Cognitive behaviour therapy uses the principles of both cognitive treatment and behavioural treatment. It works on changing the distorted cognitive patterns that causes maladaptive behaviour. Common cognitive distortions include:
• Self-references
• Selective abstraction
• Overgeneralizing
• Excessive responsibility
• Dichotomous thinking
Each session of the cognitive behaviour therapy is focused on the goal assigned to that particular session. The treatment using CBT uses different type of techniques based on the symptoms that the person is facing. Some common techniques are
• Positive reinforcement
• Punishment and consequences
• Journaling
• Challenging beliefs
• Mindfulness
• Relaxation
• Token economy
• Systematic desensitization
Treatment done by using techniques of CBT help people to learn new skills and to handle their issues. They develop positive beliefs and change their negative beliefs and also change the maladaptive behaviours. CBT can be useful for resolving long-term issue that are stemmed in early childhood.

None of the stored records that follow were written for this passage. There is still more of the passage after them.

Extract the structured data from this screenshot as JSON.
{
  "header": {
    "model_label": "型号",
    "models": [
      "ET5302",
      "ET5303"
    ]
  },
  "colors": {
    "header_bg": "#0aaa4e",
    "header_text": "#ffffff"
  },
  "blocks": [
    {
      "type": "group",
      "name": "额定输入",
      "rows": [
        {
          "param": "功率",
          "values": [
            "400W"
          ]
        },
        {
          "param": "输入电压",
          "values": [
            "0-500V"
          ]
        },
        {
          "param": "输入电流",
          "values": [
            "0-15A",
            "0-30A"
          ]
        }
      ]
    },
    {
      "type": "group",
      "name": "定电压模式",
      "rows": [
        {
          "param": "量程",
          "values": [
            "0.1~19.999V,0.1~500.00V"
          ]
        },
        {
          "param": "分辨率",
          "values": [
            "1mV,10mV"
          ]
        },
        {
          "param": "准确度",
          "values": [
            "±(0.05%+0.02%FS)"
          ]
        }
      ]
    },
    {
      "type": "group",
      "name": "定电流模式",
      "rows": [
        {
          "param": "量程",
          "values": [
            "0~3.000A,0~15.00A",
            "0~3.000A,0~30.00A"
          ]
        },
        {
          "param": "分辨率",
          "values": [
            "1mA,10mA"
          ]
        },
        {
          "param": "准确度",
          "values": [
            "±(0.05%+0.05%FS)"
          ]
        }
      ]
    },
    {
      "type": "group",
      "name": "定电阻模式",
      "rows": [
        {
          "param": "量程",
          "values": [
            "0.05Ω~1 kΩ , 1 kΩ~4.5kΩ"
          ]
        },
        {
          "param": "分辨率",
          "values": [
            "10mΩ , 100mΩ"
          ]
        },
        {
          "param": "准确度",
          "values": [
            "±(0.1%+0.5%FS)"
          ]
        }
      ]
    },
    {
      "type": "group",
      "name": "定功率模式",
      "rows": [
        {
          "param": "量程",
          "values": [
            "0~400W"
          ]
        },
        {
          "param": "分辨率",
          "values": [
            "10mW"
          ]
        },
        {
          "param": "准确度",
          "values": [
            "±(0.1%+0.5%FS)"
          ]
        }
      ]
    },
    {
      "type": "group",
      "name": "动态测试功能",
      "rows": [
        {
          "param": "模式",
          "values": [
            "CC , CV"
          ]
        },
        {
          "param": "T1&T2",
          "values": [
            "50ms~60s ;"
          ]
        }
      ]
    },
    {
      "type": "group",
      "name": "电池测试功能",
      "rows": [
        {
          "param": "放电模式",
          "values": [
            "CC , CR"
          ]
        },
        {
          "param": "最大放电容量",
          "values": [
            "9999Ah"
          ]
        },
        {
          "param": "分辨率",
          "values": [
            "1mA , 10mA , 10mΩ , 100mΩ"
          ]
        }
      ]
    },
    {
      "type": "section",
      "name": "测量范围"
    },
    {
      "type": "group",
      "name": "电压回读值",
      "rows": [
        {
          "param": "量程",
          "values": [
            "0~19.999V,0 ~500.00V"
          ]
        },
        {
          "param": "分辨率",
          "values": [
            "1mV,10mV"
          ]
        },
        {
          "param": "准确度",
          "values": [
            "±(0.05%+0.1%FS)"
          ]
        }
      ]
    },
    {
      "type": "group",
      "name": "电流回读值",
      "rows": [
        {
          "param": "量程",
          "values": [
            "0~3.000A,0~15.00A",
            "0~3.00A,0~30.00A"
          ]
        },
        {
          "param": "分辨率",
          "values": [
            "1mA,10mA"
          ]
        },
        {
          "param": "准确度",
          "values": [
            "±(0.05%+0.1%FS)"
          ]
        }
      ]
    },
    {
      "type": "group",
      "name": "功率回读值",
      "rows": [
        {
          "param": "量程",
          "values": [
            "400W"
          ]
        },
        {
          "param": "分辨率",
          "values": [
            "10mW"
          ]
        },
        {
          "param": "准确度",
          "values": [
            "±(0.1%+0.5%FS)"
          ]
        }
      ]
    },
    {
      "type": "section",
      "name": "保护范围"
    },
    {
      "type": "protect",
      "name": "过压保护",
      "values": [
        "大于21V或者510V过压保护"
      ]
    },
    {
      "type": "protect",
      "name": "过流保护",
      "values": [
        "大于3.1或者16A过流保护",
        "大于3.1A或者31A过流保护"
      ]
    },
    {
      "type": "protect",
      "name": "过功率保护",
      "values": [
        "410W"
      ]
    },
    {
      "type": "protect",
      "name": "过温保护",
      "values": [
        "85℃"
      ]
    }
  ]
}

People who show symptoms of behavioural and emotional problems find CBT especially helpful. Those individual who problems that affect their quality of life can also benefit from this therapy. The therapist and the person seeking treatment knows which issue to target and in what order which makes CBT a problem-solving and goal-oriented approach. It can be used to treat many conditions, including:
• Depression
• Anxiety
• Post-traumatic stress disorder
• Obsessive-compulsive disorder
• Substance-use disorder
• Phobias
• Disordered eating
• Persistent pain
• Erratic sleep patterns
• problems in anger management
CBT is used to treat many mental health issues. But as with any type of therapy, benefits are greatest when people commit fully to the process.